Let’s dive into coding by importing the required libraries and defining the model.

from typing import List
from pydantic import BaseModel, Field

from langchain.utils.openai_functions import convert_pydantic_to_openai_function

from langchain.output_parsers.openai_functions import JsonOutputFunctionsParser

from langchain.prompts import ChatPromptTemplate
from langchain_openai import ChatOpenAI

model = ChatOpenAI(temperature=0)
 

Then, we will create the class NER where we will define the required structure of the output using the pydantic library.

class NER(BaseModel):
    """We want to extract the 'name', 'age', 'date', 'address', 'phone' and 'bank account' entities"""
    ner: List[str] = Field(description="the detected entity in the document such as name, age, date, address, phone, company name and bank account")
    type: List[str] = Field(description="the type of the detected entity with possible values: 'name', 'age', 'date', 'address', 'phone', 'company name' and 'bank account'. For every entity detected in ner this should be the corresponding type")
 

The next step is to pass the function into the model as follows:

extraction_functions = [convert_pydantic_to_openai_function(NER)]
extraction_model = model.bind(functions=extraction_functions, function_call={"name": "NER"})
 

Now, we are ready to create the prompt:

prompt = ChatPromptTemplate.from_messages([
    ("system", "Extract the relevant information, if not explicitly provided do not guess. Extract partial info"),
    ("human", "{input}")
])
 

Finally, we will create a chain with the prompt, the model and the structured output.

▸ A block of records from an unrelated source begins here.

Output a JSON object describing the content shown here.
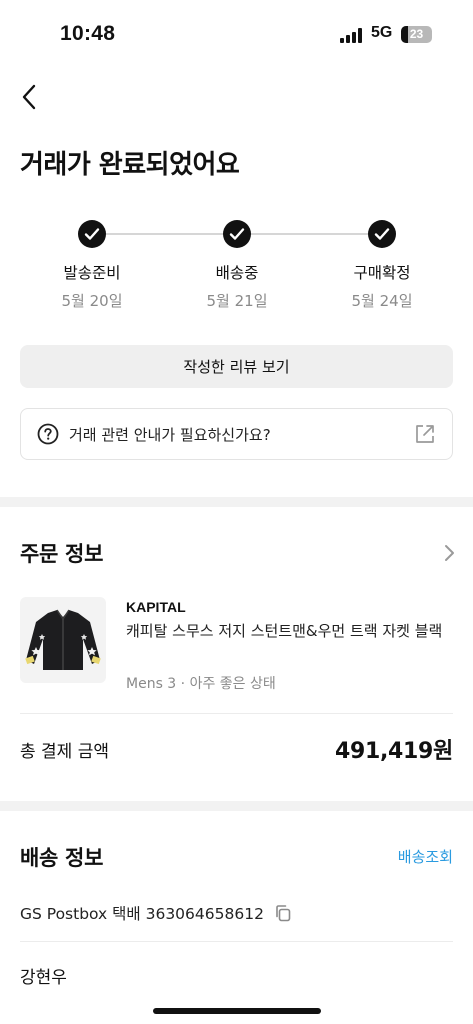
{
  "status_bar": {
    "time": "10:48",
    "network": "5G",
    "battery": "23",
    "battery_level": 0.23,
    "icons": [
      "signal-icon",
      "battery-icon"
    ]
  },
  "header": {
    "back_icon": "chevron-left-icon",
    "title": "거래가 완료되었어요"
  },
  "progress": {
    "steps": [
      {
        "label": "발송준비",
        "date": "5월 20일",
        "completed": true
      },
      {
        "label": "배송중",
        "date": "5월 21일",
        "completed": true
      },
      {
        "label": "구매확정",
        "date": "5월 24일",
        "completed": true
      }
    ]
  },
  "review_button": {
    "label": "작성한 리뷰 보기"
  },
  "guide": {
    "text": "거래 관련 안내가 필요하신가요?",
    "left_icon": "question-circle-icon",
    "right_icon": "external-link-icon"
  },
  "order_info": {
    "title": "주문 정보",
    "chevron_icon": "chevron-right-icon",
    "product": {
      "brand": "KAPITAL",
      "name": "캐피탈 스무스 저지 스턴트맨&우먼 트랙 자켓 블랙",
      "option": "Mens 3 · 아주 좋은 상태"
    },
    "total_label": "총 결제 금액",
    "total_amount": "491,419원"
  },
  "shipping_info": {
    "title": "배송 정보",
    "tracking_link": "배송조회",
    "carrier": "GS Postbox 택배 363064658612",
    "copy_icon": "copy-icon",
    "recipient": "강현우"
  },
  "colors": {
    "accent_link": "#2b9be0",
    "primary_text": "#111111",
    "secondary_text": "#8a8a8a",
    "section_divider": "#f2f2f2"
  }
}
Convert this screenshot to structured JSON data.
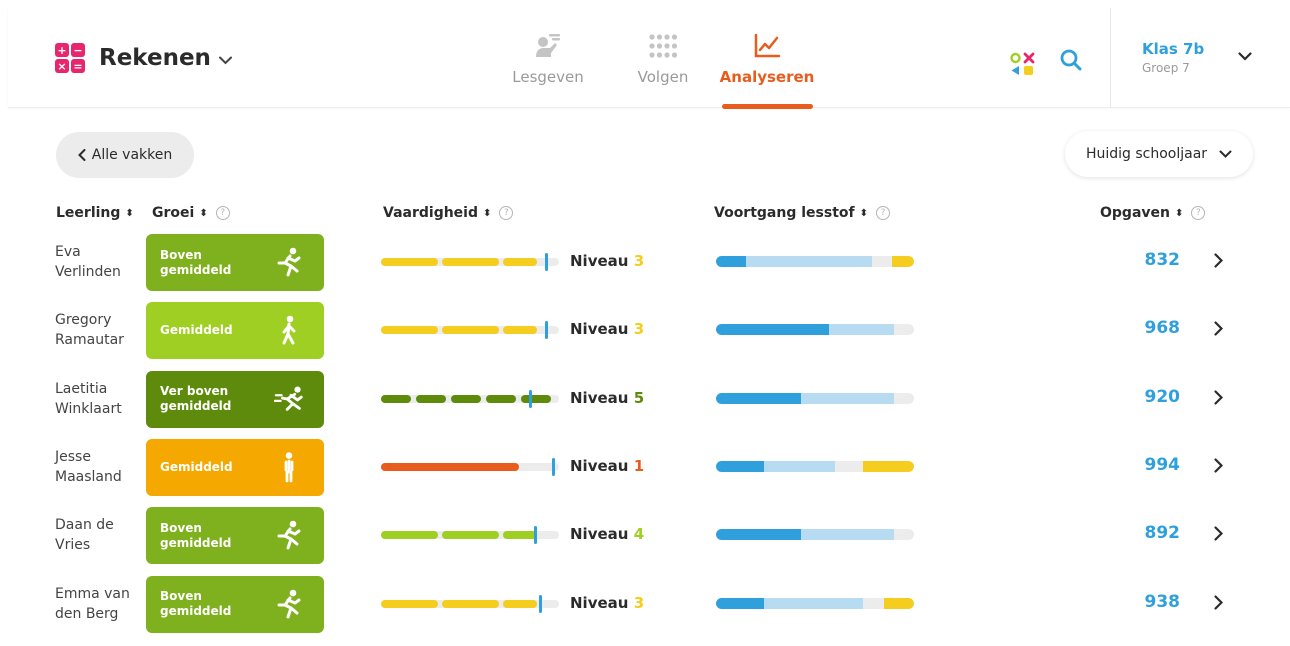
{
  "header": {
    "app_title": "Rekenen",
    "calc_symbols": [
      "+",
      "−",
      "×",
      "="
    ],
    "nav": [
      {
        "label": "Lesgeven",
        "icon": "teacher-icon"
      },
      {
        "label": "Volgen",
        "icon": "dots-grid-icon"
      },
      {
        "label": "Analyseren",
        "icon": "line-chart-icon",
        "active": true
      }
    ],
    "class_title": "Klas 7b",
    "class_subtitle": "Groep 7"
  },
  "toolbar": {
    "back_label": "Alle vakken",
    "year_label": "Huidig schooljaar"
  },
  "columns": {
    "student": "Leerling",
    "growth": "Groei",
    "skill": "Vaardigheid",
    "progress": "Voortgang lesstof",
    "exercises": "Opgaven"
  },
  "level_prefix": "Niveau",
  "colors": {
    "accent": "#e85d1d",
    "link": "#2fa0dc",
    "above_avg": "#7fb01e",
    "avg": "#9fcf22",
    "far_above": "#5f8b0c",
    "avg_orange": "#f4a800",
    "yellow": "#f5cd1e",
    "red": "#e85d1d",
    "progress_done": "#2fa0dc",
    "progress_light": "#b7dcf1"
  },
  "students": [
    {
      "name": "Eva Verlinden",
      "growth": "Boven gemiddeld",
      "growth_icon": "running-person-icon",
      "level": "3",
      "skill_value": 0.92,
      "progress_done": 0.15,
      "progress_light": 0.64,
      "progress_yellow": 0.1,
      "exercises": "832"
    },
    {
      "name": "Gregory Ramautar",
      "growth": "Gemiddeld",
      "growth_icon": "walking-person-icon",
      "level": "3",
      "skill_value": 0.92,
      "progress_done": 0.57,
      "progress_light": 0.33,
      "progress_yellow": 0,
      "exercises": "968"
    },
    {
      "name": "Laetitia Winklaart",
      "growth": "Ver boven gemiddeld",
      "growth_icon": "sprinting-person-icon",
      "level": "5",
      "skill_value": 0.83,
      "progress_done": 0.43,
      "progress_light": 0.47,
      "progress_yellow": 0,
      "exercises": "920"
    },
    {
      "name": "Jesse Maasland",
      "growth": "Gemiddeld",
      "growth_icon": "standing-person-icon",
      "level": "1",
      "skill_value": 0.96,
      "progress_done": 0.24,
      "progress_light": 0.36,
      "progress_yellow": 0.25,
      "exercises": "994"
    },
    {
      "name": "Daan de Vries",
      "growth": "Boven gemiddeld",
      "growth_icon": "running-person-icon",
      "level": "4",
      "skill_value": 0.86,
      "progress_done": 0.43,
      "progress_light": 0.47,
      "progress_yellow": 0,
      "exercises": "892"
    },
    {
      "name": "Emma van den Berg",
      "growth": "Boven gemiddeld",
      "growth_icon": "running-person-icon",
      "level": "3",
      "skill_value": 0.89,
      "progress_done": 0.24,
      "progress_light": 0.5,
      "progress_yellow": 0.14,
      "exercises": "938"
    }
  ]
}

extraction_chain = prompt | extraction_model | JsonOutputFunctionsParser()
 

We are done. Let’s test it on the following text.

My name is Joe Smith and I am married to Anna Parker and we have one child called Gilda. I was born in 1988 and I am 35 years old.
I work at Predictive Hacks and my email is [email protected].
I live in Athens, Greece. My phone number is 623 12 34 567 and my bank account is 123-123-567-888

mytxt = """My name is Joe Smith and I am married to Anna Parker and we have one child called Gilda. I was born in 1988 and I am 35 years old.
I work at Predictive Hacks and my email is [email protected]. 
I live in Athens, Greece. My phone number is 623 12 34 567 and my bank account is 123-123-567-888"""
 

extraction_chain.invoke({"input": mytxt})
 

Output:

{'ner': ['Joe Smith',
  'Anna Parket',
  'Gilda',
  '1988',
  '35',
  'Predictive Hacks',
  '[email protected]',
  'Athens, Greece',
  '623 12 34 567',
  '123-123-567-888'],
 'type': ['name',
  'name',
  'name',
  'date',
  'age',
  'company name',
  'email',
  'address',
  'phone',
  'bank account']}

As you can see, we were able to detect all the entities. The format is a JSON with two keys, the ner which are the entities and the type which are the type of the entities. The values of the keys are lists.